New York, NY – New York State Assemblymember Linda B. Rosenthal (D/WF, Manhattan) announced that her legislation, A. 7078-A, guaranteeing nail salon workers the right to wear protective gloves and masks passed both the Assembly and the Senate and would soon reach the Governor’s desk.
Nail salon employees have fought for the right of access to these basic safety devices as means of reducing the health risks associated with both acute and long-term exposure to chemicals. This includes toluene, formaldehyde, and dibutyl phthalate (DBP), which are found in polishes, glues, solvents and other basic cosmetic products. Prolonged exposure, especially in indoor, poor-circulation environments, has been linked to damage to the reproductive, neurological and respiratory systems as well as cancer. Workers have routinely reported symptoms including birth defects, rashes and headaches.

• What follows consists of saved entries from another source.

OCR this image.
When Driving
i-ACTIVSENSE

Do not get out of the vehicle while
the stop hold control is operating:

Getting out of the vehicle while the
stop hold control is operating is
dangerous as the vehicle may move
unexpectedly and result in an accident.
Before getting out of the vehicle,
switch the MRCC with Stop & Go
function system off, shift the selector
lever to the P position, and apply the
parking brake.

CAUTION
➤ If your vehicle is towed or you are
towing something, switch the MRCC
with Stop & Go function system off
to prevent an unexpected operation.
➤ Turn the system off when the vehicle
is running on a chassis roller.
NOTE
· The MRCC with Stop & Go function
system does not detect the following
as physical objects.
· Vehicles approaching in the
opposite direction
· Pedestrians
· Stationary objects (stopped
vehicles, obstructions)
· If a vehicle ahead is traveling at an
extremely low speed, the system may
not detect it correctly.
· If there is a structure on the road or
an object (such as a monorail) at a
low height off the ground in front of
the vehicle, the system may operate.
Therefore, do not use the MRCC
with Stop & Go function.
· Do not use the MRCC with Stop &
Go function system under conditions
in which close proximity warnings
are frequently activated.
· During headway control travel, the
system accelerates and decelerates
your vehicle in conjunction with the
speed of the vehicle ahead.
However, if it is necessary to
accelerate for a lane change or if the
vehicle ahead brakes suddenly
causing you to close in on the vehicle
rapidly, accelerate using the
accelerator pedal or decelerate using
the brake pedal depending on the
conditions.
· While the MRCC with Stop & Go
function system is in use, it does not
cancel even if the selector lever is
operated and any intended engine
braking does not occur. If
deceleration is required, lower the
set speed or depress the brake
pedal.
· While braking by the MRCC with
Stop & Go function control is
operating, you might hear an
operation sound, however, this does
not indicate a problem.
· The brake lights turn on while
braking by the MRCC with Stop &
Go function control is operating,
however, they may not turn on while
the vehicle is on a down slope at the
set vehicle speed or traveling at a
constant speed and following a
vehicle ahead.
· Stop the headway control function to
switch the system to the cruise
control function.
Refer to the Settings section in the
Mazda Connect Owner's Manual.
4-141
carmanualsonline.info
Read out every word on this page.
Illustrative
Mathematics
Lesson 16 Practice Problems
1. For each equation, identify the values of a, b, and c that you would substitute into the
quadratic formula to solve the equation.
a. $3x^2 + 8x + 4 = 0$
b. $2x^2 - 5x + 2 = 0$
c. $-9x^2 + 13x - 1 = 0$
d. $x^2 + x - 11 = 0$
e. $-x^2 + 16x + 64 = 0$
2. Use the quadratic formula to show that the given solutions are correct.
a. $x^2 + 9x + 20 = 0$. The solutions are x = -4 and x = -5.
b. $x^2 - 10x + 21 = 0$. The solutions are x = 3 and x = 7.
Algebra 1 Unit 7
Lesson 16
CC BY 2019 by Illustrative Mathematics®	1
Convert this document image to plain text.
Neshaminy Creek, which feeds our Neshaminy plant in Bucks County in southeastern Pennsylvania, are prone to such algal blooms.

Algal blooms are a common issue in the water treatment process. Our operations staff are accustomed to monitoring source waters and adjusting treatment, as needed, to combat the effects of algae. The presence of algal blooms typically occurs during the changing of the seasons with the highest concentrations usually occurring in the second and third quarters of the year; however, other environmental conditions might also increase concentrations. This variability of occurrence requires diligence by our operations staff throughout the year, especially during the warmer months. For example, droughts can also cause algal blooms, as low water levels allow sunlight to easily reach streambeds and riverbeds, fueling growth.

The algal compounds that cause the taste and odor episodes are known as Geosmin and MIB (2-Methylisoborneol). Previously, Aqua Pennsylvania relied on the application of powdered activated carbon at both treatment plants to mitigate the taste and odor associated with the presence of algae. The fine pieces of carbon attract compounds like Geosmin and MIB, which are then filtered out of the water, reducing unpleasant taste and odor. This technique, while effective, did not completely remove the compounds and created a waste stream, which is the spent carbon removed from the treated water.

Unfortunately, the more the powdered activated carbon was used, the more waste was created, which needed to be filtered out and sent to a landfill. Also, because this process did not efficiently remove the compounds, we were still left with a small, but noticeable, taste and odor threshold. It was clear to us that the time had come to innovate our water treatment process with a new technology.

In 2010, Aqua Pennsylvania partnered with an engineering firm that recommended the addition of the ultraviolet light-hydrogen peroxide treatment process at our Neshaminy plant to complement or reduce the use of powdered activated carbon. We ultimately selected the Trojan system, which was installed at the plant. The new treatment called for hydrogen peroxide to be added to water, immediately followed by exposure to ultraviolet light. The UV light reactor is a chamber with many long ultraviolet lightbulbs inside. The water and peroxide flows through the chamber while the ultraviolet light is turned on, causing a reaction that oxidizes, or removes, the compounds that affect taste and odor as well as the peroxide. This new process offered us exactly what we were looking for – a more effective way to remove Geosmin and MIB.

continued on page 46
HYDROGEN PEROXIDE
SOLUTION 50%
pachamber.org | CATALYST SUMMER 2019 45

“While workers in other industries long ago earned the right to basic safeguards, the predominantly immigrant women upon whom nail salons rely have been left behind,” said Assemblymember Rosenthal. “Nail salon employees can be mistreated and I am committed to modernizing and improving their work conditions. Allowing them to wear gloves and masks will protect them against the toxins in their workplace and set the precedent that we cannot ignore their well-being any longer.”
Assemblymember Rosenthal previously introduced companion legislation (A. 7447) that would outlaw the use of toluene, formaldehyde, and dibutyl phthalate (DBP), chemicals that have been deemed the “toxic three” by industry advocates. Although some cosmetics companies have voluntarily discontinued the use of these substances and DBP has been banned in the European Union, lobbyists for the cosmetics industry have continued to fight any attempts to ban these toxins.
“The cosmetics industry is too dependent on chemicals that can jeopardize the health of consumers, and it is time to abandon these unnecessary contaminants," said Rosenthal. "I am proud to have introduced legislation banning the use of the infamous “toxic three” chemicals dibutyl phthalates (DBP), toluene, and formaldehyde in nail polish and nail hardener. We need to work towards creating safer cosmetics for consumers and employees alike.”
"We applaud Assemblymember Rosenthal for championing women's environmental health by working to protect women from toxic chemicals," said Kathy Curtis, LPN, policy director from Clean New York. "This is an important first step in protecting salon workers and customers from toxic chemicals in nail products," Curtis added.
Assemblymember Rosenthal represents the Upper West Side of Manhattan and parts of Clinton/Hell’s Kitchen.